The last image of the film is from Syfy’s The Magicians, and even though we don’t see dialogue from these characters, there is a readiness to what we see (it doesn’t hurt that we see the stunning Candis Cayne on horseback). They are standing in front of a closed door ready for battle and Feder wanted to leave us with a call to action. What are you going to do?
“It was hard to figure out how to end it because I didn’t want to end it on one person. I wanted to end it on an emotional note and there were so many different types of endings. If we finished with a story, it would still just be on one person. This is so much here about community and generation. I was looking for groups. This clip was perfect because it’s Candis leading a group into the future.

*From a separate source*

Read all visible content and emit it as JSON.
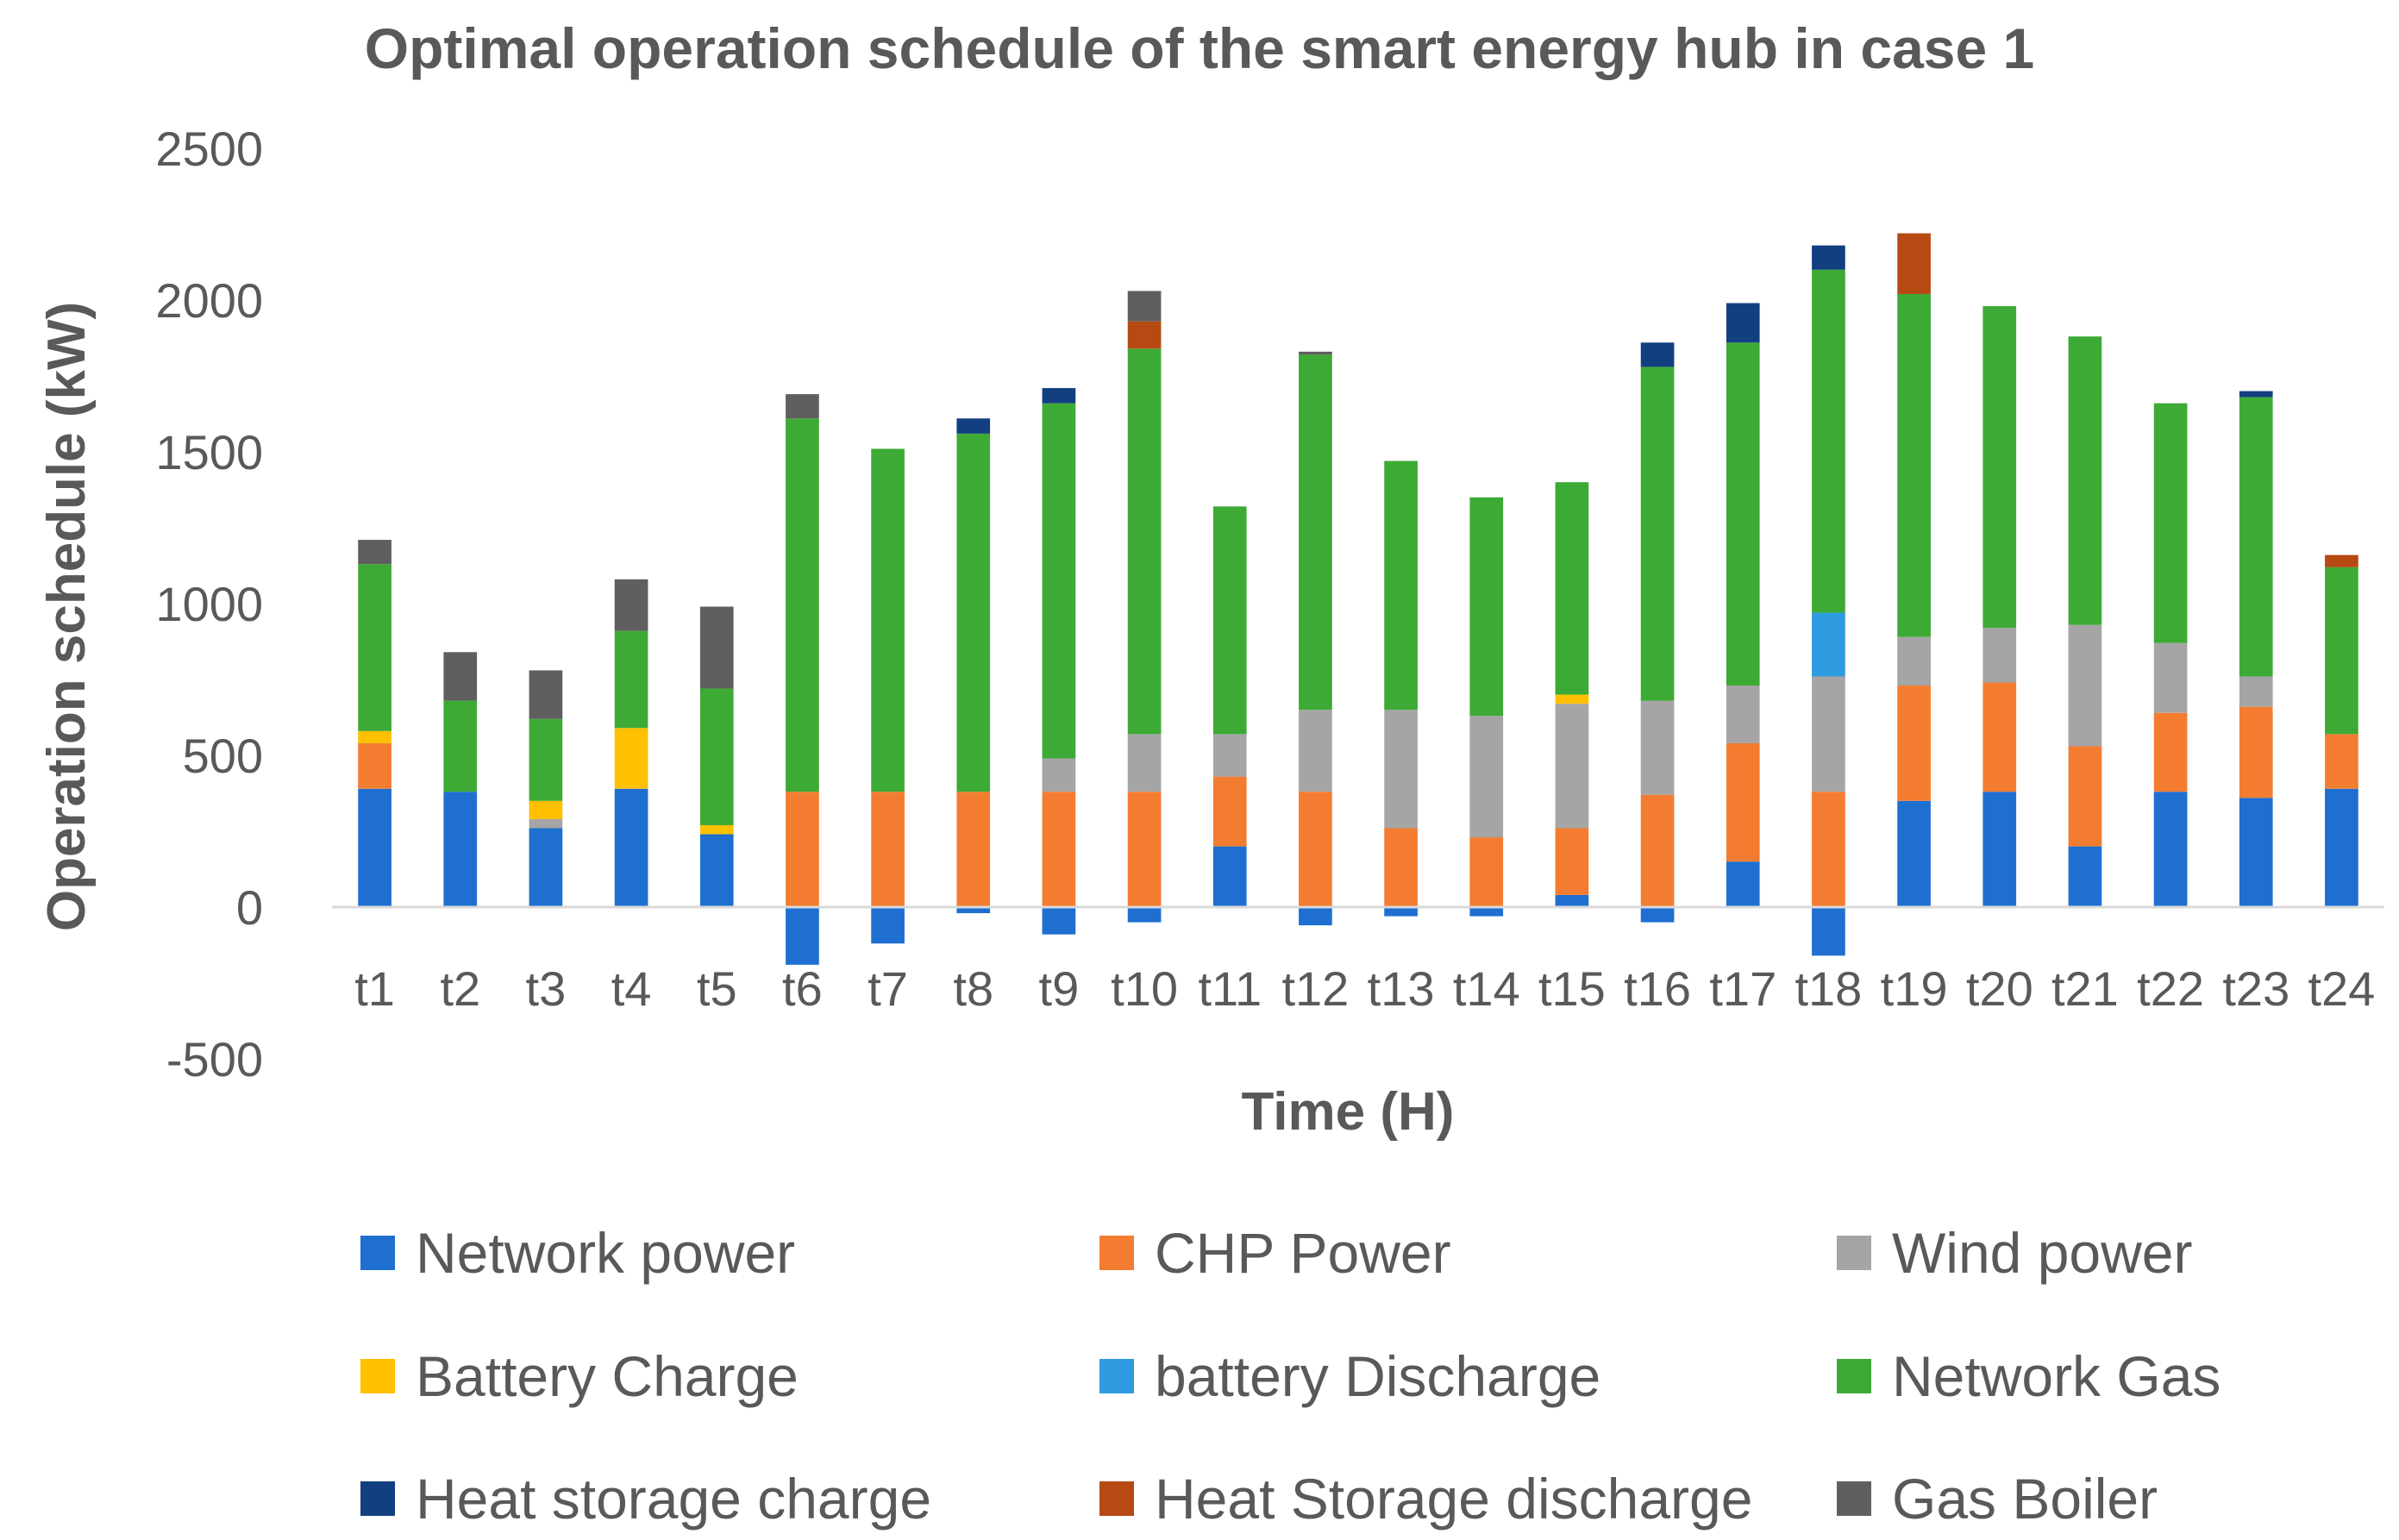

It’s looking forward and it provides the space of fantasy and creativity and wonder. I resist when people say trans people are magical or superheroes or ‘you’re so brave’ that are meant to be compliments. Let us be human. Let’s have that be the starting point. There is that moment where I worried that I was saying we are these magical creatures, but I thought it was a beautiful image. It didn’t speak to the overt messages in the sense because people sometimes don’t know it’s Candis. It is a call to action. She is leading this group to the future and it is the emotional sentiment that I wanted to land on. Are we in this together or not? Are you with us? Are you going to follow our lead?”

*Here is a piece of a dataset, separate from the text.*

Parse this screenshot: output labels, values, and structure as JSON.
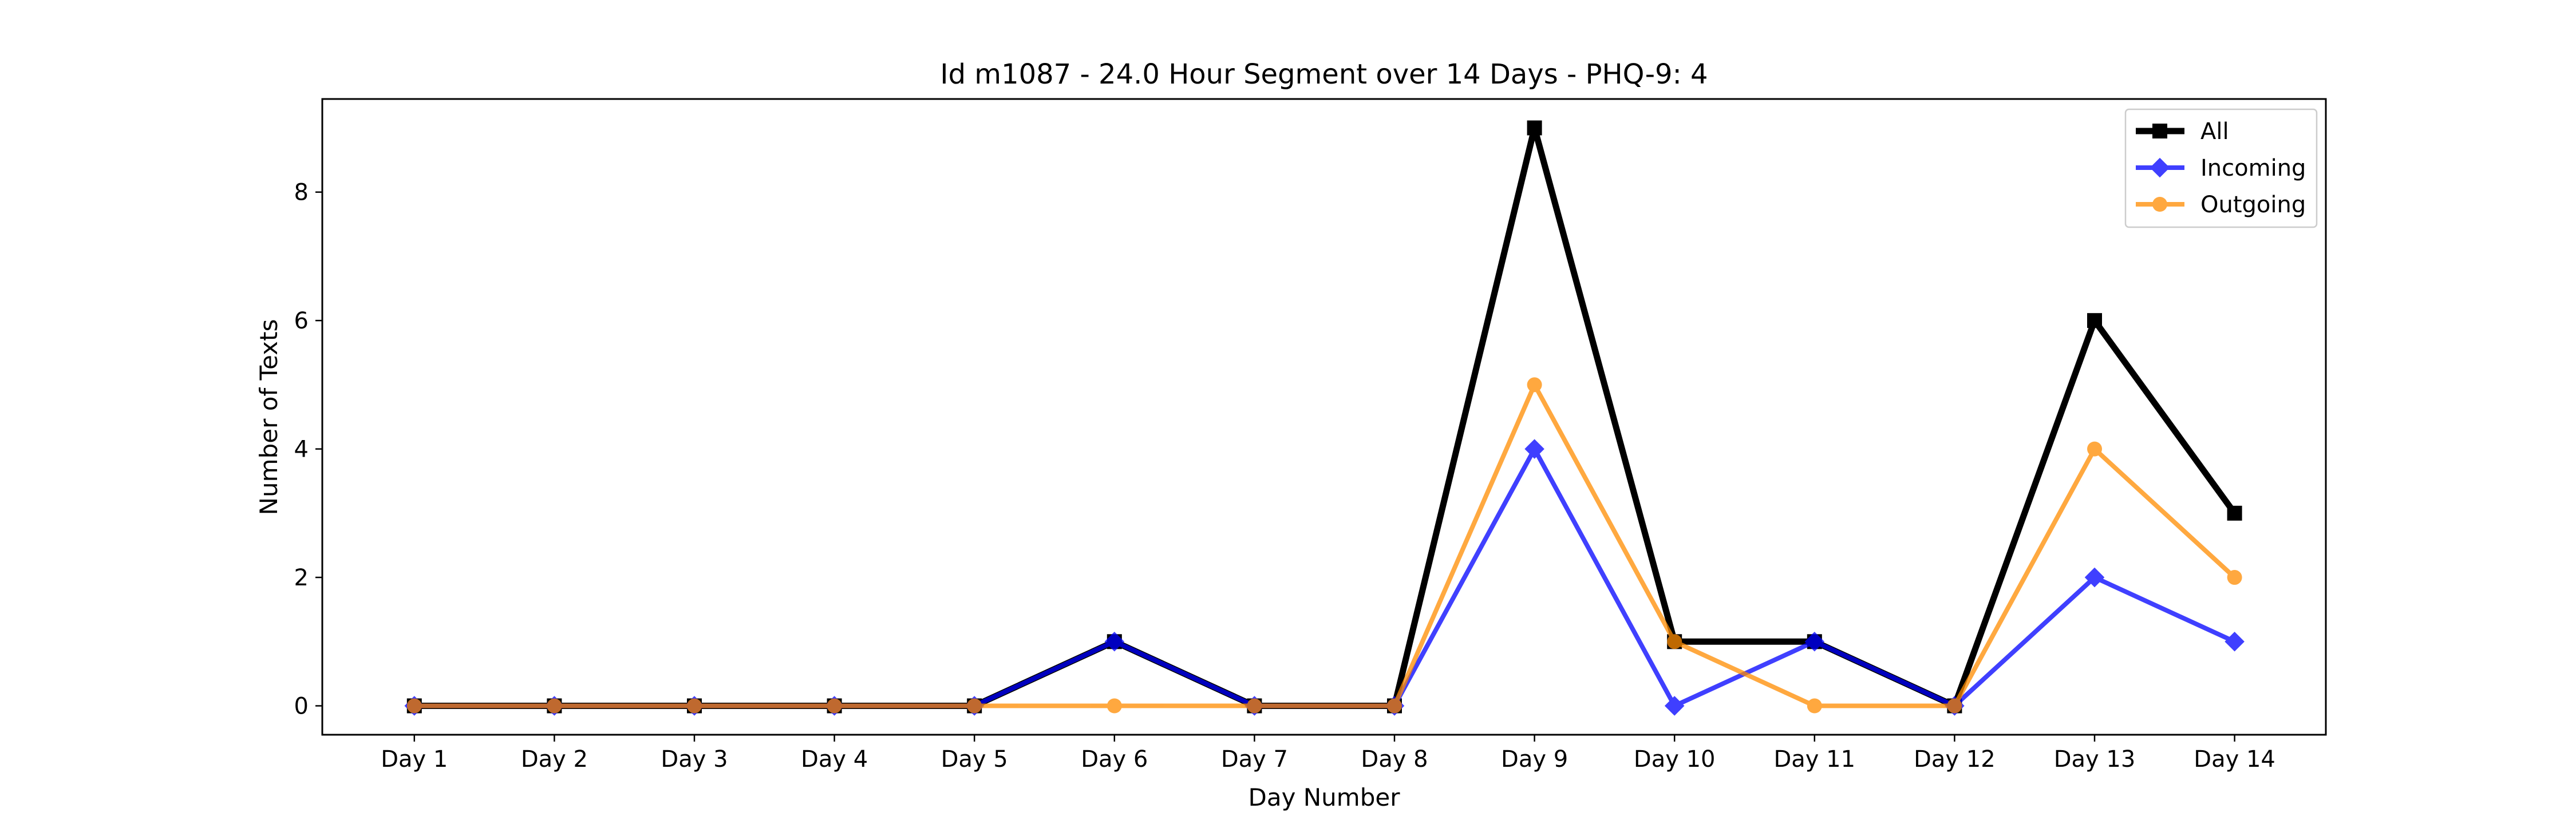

In order to live, we as people have to be seen and acknowledged. Roger Ebert once famously said that movies generate empathy: “For me, the movies are like a machine that generates empathy. If it’s a great movie, it lets you understand a little bit more about what it’s like to be a different gender, a different race, a different age, a different economic class, a different nationality, a different profession, different hopes, aspirations, dreams and fears. It helps us to identify with the people who are sharing this journey with us. And that, to me, is the most noble thing that good movies can do and it’s a reason to encourage them and to support them and to go to them.”
Feder’s film introduces a history of trans representation to an audience that may not know the difference between what is offensive and what is permissible. It is a powerful and simple request to acknowledge the worth of people who are so rarely portrayed properly on screen. It has the potential to not just change how the industry works but also how we treat one another. Disclosure deserves your attention, and it deserves to, at least, be shortlisted for this year’s biggest prizes.
Disclosure is available to stream on Netflix.